O desenvolvimento da cultura, nos conta Freud, permitiu o deslocamento do poder, que deixou o campo da violência e adentrou o campo do direito. Quando isso acontece, o poder deixa de estar na mão do mais forte e passa a pertencer à coletividade, que estabelece códigos para evitar que o mais forte volte a se tornar um tirano.
Mas o desenvolvimento da cultura não foi suficiente para eliminar do ser humano seu lado violento. O fortalecimento dos nossos instintos amorosos foi a grande conquista evolutiva da nossa espécie e, graças a eles, aprendemos a encontrar destinos e formatos adequados para lidar com a violência.
O avanço civilizatório pressupõe a capacidade de resolvermos nossas diferenças através de ideias e diálogos, não da força bruta. Mas esse avanço não é definitivo. A guerra, nesse sentido, é a expressão de uma regressão psíquica, civilizatória, ética e, também, estética.
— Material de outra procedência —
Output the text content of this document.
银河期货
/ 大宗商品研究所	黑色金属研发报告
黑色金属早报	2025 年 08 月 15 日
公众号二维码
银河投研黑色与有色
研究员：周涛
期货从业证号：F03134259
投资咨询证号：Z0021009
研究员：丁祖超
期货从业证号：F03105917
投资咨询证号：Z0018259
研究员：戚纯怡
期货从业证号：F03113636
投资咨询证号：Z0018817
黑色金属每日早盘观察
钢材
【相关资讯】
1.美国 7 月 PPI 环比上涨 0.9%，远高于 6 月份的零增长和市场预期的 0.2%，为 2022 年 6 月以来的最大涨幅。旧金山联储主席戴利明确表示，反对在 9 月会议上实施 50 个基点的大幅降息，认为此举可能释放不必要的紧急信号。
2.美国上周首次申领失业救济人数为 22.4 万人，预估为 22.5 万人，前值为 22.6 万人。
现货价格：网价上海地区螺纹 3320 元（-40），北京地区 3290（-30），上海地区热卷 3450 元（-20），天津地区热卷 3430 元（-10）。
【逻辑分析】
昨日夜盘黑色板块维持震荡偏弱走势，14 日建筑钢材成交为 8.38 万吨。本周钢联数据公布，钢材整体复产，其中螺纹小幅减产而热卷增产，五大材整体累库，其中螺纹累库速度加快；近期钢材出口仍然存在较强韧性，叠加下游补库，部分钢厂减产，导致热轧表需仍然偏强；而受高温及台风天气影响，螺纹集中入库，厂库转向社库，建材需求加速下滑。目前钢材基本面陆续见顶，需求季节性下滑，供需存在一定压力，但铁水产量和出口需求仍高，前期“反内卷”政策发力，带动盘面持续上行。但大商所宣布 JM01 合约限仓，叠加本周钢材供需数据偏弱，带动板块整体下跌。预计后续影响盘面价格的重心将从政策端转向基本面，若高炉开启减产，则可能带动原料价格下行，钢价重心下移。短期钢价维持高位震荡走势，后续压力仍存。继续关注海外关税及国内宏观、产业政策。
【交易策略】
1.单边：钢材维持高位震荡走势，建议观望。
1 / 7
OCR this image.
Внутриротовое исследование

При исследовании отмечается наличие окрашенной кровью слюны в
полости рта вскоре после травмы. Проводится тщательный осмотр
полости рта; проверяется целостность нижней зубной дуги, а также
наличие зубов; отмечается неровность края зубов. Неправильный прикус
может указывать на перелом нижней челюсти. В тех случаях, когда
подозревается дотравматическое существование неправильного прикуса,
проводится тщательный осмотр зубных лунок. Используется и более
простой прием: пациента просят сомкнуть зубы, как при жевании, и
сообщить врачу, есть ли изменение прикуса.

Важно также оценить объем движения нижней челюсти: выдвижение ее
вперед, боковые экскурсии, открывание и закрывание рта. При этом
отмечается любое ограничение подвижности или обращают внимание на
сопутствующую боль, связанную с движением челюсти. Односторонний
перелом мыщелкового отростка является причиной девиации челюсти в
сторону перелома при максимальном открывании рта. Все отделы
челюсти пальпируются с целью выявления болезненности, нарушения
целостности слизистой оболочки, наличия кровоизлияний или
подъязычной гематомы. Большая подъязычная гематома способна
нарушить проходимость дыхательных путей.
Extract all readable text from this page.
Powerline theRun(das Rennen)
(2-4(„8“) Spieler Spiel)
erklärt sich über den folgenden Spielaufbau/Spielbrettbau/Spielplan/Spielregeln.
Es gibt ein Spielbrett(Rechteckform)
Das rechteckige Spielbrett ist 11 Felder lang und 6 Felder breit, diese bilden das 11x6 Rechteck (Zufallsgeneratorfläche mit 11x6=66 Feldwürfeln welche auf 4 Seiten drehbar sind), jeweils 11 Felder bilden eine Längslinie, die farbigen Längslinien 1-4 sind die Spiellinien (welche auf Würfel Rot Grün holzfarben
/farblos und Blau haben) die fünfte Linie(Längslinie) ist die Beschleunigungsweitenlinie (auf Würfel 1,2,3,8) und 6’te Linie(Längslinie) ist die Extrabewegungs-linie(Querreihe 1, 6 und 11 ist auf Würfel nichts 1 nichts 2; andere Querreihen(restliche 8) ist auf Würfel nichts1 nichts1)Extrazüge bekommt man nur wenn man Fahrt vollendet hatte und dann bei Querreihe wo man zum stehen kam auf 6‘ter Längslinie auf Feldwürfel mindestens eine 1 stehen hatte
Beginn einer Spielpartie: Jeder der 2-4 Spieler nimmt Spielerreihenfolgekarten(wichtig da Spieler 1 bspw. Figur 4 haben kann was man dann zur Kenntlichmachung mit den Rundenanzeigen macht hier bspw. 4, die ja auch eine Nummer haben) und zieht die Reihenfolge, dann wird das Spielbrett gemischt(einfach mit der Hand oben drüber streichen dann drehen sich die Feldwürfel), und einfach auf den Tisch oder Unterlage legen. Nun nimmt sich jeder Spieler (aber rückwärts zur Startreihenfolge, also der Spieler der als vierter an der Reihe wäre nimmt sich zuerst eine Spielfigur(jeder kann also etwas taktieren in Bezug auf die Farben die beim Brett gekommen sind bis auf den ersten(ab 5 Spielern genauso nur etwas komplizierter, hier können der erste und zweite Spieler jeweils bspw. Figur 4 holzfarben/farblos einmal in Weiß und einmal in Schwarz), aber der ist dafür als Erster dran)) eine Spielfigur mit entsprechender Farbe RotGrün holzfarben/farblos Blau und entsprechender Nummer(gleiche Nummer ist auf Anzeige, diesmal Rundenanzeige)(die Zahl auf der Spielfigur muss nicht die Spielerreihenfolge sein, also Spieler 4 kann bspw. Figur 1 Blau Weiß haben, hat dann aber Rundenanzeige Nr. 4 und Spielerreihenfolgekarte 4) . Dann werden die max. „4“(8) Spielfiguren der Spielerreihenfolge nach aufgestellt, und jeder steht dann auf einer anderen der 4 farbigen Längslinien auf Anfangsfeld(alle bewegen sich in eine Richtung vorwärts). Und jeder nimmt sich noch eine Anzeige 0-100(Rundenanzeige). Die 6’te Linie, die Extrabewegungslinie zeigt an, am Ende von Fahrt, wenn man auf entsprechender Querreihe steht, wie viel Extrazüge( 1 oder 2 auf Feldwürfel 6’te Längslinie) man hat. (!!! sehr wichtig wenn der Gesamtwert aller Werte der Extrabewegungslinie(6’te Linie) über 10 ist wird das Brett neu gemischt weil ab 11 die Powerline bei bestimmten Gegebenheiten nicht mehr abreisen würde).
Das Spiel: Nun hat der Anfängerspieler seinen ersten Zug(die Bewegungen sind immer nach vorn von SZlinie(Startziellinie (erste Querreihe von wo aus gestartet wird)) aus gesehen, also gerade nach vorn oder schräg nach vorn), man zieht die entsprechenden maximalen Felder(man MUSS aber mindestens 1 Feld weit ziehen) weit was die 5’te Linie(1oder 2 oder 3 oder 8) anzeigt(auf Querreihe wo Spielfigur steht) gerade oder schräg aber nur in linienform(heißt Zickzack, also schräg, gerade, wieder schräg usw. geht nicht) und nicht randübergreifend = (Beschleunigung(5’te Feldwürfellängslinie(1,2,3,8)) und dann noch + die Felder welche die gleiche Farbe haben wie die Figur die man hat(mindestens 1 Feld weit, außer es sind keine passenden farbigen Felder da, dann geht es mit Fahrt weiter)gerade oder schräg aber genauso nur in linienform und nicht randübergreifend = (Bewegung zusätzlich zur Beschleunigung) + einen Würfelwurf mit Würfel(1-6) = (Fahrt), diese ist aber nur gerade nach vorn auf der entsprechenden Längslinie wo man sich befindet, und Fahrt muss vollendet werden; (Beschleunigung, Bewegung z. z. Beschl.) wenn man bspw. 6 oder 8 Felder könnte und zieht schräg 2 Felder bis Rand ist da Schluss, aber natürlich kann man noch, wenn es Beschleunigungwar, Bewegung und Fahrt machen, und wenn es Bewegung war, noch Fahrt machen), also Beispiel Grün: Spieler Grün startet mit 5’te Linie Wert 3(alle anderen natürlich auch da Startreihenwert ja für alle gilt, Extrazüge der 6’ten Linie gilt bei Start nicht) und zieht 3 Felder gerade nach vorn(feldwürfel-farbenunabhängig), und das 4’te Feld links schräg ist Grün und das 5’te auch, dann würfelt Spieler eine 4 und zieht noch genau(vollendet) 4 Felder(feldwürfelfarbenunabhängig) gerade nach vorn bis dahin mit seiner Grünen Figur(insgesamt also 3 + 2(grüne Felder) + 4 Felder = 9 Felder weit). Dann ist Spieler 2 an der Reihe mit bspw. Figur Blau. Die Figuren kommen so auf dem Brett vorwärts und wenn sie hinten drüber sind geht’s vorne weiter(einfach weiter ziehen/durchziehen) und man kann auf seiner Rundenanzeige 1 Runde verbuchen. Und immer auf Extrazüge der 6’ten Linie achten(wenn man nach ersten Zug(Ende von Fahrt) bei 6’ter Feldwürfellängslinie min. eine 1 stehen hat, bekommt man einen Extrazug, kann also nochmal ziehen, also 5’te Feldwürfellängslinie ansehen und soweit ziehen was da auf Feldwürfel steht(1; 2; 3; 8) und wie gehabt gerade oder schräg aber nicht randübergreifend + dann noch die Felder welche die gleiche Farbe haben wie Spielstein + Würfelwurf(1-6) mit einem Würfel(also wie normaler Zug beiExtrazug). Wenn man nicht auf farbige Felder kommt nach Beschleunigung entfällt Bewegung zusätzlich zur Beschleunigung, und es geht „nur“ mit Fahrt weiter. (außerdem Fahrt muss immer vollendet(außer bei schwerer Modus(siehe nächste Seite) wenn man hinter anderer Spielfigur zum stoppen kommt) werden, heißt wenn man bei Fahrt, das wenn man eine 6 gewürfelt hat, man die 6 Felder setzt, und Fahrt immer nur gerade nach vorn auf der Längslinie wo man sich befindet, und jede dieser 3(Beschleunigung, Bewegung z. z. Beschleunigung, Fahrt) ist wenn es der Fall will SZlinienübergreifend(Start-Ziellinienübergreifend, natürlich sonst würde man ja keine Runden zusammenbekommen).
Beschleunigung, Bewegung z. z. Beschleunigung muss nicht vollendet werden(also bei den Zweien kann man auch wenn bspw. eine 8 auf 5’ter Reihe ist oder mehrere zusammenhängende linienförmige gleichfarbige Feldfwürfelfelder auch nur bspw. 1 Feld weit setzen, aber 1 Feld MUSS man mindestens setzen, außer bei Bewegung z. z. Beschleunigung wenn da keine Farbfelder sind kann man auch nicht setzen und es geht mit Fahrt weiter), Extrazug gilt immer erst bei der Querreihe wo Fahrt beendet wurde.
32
Em sua carta, Freud faz um alerta importante ao lembrar que a cultura, ou a civilização, não representa a natureza humana. E a guerra na Ucrânia é mais um reflexo do descuido com que o nosso tempo trata das questões fundamentais para nós.
Em um momento marcado pelo esgotamento emocional que a pandemia de Covid-19 provocou na população mundial, o conflito na Europa nos remete a tantas outras guerras que vivemos, muito mais perto de nós. Os conflitos nas periferias brasileiras, onde sobretudo os negros são mortos diariamente; o genocídio dos grupos indígenas; o flagelo da fome, do desemprego e da fila do osso.
Tudo isso não nos deixa esquecer que em nosso próprio país a vida também tem sido violentamente posta em segundo plano.
Como indivíduos, todos nós temos razões para sermos pacifistas. Sejam biológicas, pois nosso corpo não foi feito para suportar a brutalidade da guerra, sejam psicológicas, pois ainda que sobreviva o corpo, a mente padecerá.
Não é porque a presença dos nossos instintos agressivos não foi eliminada pela evolução cultural que temos desculpas para fazermos a guerra. Pelo contrário, é justamente porque temos uma tendência à agressividade que devemos ser pacifistas e repudiar toda e qualquer guerra.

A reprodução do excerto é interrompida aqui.